Analisi dell’osservatorio di Dun & Bradstreet

Di recente, il Fondo Monetario Internazionale ha pubblicato la consueta analisi mensile sullo scenario economico mondiale. Secondo IMF il ritorno alla “normalità” avverrà nel 2021.

La previsione di Dun&Bradstreet identifica invece il 2022 come anno decisivo per la ripresa, poiché in tanti stati ancora la trasmissione del virus non è stata eliminata o fortemente rallentata. Un fattore che, unito all’incertezza verso le cure, indebolisce le economie di tutto il mondo. Pertanto, la crisi che stiamo vivendo sarà sicuramente peggiore di quella finanziaria del 2008-2009.

QUALI SONO I SETTORI PIÙ COLPITI DALLA CRISI A LIVELLO GLOBALE?

La prima “macro-area” a essere stata gravemente colpita è quella che porta al formarsi dei cosiddetti “assembramenti”. Il contatto fra le persone, infatti, è stato quasi completamente eliminato per fronteggiare la diffusione del virus. Purtroppo, è chiaro che nessun cambio di tendenza o recupero verticale è possibile senza l’intervento di farmaci o cure; soluzioni che, oggi, ancora non esistono o delle quali non siamo ancora abbastanza sicuri.

Verosimilmente, alcune tendenze che abbiamo osservato durante il 2020 potrebbero sopravvivere anche quando entreremo nella “nuova normalità”. Una è il crollo delle emissioni globali nel Q1-Q2 (meno 9%) e l’altra è il calo nella produzione manifatturiera, la quale è diminuita del 5-10% (anno su anno) in moltissimi paesi, fra luglio e agosto. Due statistiche legate ovviamente ai “nuovi lockdown” in quasi tutta Europa, quindi alla chiusura di centri produttivi e la conseguente limitazione di spostamento degli individui.

Fra i settori più colpiti troviamo il mondo dei trasporti e del turismo, mentre il settore dei servizi, a livello globale, è stato colpito di più della manifattura. Quest’ultimo ha perso l’11,6% anno su anno nel Q1 – Q2, mentre il mondo dell’edilizia “solo” il 9,0%. Infine, a livello globale, spicca il crollo del mondo del retail e della vendita all’ingrosso, settori che hanno perso quasi il 14,6%.

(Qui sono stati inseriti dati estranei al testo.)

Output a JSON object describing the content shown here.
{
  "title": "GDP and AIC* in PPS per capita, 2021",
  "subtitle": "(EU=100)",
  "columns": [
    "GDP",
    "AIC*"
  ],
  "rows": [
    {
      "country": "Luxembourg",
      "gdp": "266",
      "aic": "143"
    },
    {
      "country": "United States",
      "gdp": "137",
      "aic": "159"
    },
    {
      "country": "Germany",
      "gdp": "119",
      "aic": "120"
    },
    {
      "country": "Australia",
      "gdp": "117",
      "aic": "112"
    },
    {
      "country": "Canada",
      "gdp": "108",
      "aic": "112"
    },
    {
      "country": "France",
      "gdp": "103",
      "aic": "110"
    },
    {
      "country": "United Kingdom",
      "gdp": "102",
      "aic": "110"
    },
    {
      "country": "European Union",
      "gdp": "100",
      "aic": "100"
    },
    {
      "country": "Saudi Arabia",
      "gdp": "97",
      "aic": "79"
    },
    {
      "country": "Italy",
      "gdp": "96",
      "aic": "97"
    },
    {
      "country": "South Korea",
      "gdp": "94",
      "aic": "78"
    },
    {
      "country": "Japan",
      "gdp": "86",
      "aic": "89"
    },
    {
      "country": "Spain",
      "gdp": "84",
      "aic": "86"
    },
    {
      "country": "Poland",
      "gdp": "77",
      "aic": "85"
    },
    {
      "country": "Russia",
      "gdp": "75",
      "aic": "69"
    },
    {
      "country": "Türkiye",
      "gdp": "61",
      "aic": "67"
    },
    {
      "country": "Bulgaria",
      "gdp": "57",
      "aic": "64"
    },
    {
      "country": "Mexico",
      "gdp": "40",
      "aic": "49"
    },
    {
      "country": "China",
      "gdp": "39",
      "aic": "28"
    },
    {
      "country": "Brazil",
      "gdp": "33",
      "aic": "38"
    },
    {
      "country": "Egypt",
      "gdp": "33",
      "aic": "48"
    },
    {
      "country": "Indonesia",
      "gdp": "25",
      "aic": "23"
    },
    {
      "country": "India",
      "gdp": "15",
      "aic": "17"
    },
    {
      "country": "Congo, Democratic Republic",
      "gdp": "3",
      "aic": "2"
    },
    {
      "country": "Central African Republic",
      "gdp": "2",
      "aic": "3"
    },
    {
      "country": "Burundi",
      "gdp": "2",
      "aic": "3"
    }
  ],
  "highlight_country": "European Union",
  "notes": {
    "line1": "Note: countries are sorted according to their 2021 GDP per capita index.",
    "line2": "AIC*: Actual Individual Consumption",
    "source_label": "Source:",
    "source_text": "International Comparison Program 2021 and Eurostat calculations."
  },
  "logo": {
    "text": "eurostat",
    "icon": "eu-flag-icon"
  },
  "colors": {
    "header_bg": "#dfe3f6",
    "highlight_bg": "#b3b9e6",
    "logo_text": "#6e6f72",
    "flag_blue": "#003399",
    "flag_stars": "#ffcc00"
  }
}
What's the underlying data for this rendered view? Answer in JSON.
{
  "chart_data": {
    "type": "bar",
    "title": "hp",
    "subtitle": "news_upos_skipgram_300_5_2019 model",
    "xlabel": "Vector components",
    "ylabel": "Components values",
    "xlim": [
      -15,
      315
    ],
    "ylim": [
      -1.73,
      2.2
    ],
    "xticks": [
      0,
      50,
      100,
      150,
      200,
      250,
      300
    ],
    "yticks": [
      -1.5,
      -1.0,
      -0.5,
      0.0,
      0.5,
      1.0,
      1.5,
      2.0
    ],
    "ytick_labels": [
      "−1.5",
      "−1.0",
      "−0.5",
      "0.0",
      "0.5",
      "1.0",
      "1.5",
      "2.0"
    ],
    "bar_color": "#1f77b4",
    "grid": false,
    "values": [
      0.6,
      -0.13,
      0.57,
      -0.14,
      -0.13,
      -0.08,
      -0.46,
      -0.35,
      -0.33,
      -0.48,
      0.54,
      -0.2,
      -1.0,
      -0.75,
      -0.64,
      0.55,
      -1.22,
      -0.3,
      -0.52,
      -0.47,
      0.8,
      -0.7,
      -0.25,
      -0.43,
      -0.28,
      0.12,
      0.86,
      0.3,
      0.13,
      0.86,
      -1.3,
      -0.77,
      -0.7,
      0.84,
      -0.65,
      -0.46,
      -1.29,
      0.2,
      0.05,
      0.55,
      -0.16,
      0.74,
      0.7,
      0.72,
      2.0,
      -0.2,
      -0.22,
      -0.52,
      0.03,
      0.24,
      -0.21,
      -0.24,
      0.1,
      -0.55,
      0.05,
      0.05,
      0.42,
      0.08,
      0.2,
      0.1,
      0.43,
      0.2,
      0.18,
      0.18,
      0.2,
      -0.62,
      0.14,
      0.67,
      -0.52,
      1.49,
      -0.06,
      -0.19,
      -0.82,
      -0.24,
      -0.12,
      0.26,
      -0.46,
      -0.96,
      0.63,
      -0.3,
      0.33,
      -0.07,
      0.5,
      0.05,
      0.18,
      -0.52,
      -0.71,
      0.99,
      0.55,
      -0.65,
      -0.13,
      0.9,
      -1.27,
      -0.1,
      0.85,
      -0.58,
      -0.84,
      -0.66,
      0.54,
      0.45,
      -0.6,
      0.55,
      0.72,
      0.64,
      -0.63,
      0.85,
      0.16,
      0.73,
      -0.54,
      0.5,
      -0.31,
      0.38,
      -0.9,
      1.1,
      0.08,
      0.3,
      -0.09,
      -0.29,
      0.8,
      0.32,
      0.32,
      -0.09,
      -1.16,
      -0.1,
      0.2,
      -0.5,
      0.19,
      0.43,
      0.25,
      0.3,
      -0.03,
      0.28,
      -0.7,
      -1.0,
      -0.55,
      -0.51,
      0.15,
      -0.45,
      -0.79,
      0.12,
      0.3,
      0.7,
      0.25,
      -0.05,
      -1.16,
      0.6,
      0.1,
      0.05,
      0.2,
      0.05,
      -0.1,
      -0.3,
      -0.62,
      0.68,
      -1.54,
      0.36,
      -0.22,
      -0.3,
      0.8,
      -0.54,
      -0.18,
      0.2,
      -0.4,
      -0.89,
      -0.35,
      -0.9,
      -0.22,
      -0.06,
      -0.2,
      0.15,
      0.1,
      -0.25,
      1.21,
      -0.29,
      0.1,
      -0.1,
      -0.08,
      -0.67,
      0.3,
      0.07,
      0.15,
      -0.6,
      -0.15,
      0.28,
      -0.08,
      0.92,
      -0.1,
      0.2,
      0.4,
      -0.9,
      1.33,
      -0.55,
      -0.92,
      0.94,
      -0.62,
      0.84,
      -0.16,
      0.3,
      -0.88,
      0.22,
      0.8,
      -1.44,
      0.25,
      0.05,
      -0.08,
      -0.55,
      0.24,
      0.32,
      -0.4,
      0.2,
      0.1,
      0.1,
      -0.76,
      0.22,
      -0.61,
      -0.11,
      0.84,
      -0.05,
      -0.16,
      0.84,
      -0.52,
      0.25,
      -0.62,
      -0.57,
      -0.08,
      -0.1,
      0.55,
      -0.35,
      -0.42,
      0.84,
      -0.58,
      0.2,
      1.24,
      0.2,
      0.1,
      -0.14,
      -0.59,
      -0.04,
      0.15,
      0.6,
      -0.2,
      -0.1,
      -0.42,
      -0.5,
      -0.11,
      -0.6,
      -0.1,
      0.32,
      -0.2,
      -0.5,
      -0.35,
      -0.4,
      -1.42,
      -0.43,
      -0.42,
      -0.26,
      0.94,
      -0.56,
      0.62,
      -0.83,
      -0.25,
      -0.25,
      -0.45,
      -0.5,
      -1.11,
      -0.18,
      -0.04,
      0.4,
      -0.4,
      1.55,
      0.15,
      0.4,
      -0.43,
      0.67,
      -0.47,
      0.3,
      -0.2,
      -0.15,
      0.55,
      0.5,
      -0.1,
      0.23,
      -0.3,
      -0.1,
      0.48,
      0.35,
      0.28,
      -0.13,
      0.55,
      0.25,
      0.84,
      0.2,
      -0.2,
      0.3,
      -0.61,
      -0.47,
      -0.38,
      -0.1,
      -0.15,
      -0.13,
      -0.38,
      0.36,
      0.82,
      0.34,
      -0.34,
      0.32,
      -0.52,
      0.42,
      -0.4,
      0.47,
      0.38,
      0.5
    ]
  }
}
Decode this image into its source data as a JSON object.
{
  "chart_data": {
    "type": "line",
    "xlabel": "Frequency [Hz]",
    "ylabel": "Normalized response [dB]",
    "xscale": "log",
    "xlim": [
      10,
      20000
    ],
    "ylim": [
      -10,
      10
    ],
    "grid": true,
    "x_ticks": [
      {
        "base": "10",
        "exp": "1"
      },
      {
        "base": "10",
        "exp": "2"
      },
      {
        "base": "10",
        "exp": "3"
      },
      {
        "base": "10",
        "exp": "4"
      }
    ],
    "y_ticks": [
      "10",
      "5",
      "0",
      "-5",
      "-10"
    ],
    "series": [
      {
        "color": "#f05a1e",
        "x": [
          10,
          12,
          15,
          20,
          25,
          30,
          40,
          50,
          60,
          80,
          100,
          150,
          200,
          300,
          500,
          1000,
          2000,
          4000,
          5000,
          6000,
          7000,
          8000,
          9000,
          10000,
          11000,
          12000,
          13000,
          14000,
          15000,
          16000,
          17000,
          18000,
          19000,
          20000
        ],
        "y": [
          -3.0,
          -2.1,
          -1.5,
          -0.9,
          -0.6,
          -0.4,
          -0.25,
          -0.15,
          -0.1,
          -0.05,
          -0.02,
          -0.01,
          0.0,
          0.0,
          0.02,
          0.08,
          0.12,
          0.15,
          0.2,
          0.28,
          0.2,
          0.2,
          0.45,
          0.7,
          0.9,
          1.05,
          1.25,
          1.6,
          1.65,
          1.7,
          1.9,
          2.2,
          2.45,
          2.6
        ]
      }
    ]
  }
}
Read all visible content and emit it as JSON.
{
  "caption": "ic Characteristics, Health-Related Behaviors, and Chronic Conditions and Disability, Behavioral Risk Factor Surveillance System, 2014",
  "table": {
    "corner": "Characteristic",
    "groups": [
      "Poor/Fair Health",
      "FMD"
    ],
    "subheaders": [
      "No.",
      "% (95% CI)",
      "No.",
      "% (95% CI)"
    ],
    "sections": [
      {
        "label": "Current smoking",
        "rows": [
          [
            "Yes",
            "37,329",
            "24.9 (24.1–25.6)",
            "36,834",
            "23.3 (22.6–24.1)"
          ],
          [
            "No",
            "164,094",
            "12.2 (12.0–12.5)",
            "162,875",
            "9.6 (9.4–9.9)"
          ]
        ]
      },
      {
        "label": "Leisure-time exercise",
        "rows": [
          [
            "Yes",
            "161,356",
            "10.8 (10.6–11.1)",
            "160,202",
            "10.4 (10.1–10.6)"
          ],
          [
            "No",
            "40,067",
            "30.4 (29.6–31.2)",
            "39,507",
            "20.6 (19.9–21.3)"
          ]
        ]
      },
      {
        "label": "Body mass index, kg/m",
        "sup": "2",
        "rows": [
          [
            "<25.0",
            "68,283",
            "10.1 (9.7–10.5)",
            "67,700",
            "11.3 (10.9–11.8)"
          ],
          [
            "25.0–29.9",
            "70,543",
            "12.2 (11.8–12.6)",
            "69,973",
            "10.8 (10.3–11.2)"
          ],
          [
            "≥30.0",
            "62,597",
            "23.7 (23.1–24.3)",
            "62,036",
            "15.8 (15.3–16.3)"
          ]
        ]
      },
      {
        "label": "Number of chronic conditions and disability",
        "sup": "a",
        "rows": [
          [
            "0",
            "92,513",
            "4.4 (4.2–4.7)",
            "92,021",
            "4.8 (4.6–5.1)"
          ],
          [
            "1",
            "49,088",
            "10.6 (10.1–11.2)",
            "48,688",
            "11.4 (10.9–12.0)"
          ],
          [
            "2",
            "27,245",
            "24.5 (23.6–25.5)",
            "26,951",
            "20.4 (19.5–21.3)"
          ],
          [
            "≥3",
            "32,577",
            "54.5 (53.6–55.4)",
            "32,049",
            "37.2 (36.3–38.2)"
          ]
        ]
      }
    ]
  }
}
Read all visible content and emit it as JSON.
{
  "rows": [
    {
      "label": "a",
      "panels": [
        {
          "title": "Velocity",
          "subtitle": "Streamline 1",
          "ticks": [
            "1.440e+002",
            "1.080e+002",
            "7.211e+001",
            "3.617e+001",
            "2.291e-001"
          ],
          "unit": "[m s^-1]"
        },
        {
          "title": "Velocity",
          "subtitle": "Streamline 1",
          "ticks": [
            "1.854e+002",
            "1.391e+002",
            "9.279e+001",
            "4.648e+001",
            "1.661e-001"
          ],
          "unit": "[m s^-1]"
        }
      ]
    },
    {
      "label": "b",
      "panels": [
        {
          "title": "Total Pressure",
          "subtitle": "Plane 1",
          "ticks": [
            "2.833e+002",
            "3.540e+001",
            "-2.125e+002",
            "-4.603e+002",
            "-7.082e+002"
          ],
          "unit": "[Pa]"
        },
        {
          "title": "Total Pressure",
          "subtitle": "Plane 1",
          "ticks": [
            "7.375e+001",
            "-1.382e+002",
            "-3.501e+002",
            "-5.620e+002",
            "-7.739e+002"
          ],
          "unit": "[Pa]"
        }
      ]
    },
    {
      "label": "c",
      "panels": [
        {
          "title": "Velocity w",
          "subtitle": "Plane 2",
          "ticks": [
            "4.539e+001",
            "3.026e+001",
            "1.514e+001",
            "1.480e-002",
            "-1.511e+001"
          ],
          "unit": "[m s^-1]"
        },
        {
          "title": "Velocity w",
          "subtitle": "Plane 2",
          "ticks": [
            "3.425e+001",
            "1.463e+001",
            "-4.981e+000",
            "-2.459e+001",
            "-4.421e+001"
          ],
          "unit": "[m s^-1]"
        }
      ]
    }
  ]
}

L’IMPATTO DEGLI INTERVENTI DEI GOVERNI SULL’ECONOMIA

I governi degli stati appartenenti alla OCSE (Organizzazione per la cooperazione e lo sviluppo economico) con un rating di investment Grade, hanno investito per limitare l’impatto del contagio, per esempio cercando di mantenere invariati i redditi familiari. Gli interventi della banca centrale hanno poi nascosto i problemi di solvibilità in settori sotto stress con abbondante liquidità e un allentamento delle norme riguardo alla bancarotta. Manovre che hanno evitato una crisi finanziaria globale, limitato la svalutazione del credito. Così che diversi settori finanziari stanno riportando un buon Q2, nonostante l’emergenza sanitaria.

Tali misure avranno un buon ritorno solo nel caso in cui la diffusione della malattia fosse contenuta in fretta; uno scenario che difficilmente si verificherà, data la complicata situazione sanitaria. L’assistenzialismo non farà che ritardare l’insolvenza in settori vulnerabili fino al 2021, senza costruire una vera e propria strada verso il “ritorno alla normalità”. I governi, inoltre, si troveranno ad affrontare nuove sfide legate al debito fiscale e al capitale bancario.

Infine, Il crollo del net saving rate in territori della OCSE nel Q2 è fonte di preoccupazione negli Stati Uniti, in Canada, in Francia, in UK, Italia e Spagna, poiché questo fenomeno riduce le risorse finanziarie delle aziende, delle famiglie e dei governi. Risorse che saranno necessarie per uscire dalla crisi economica e tornare alla normalità.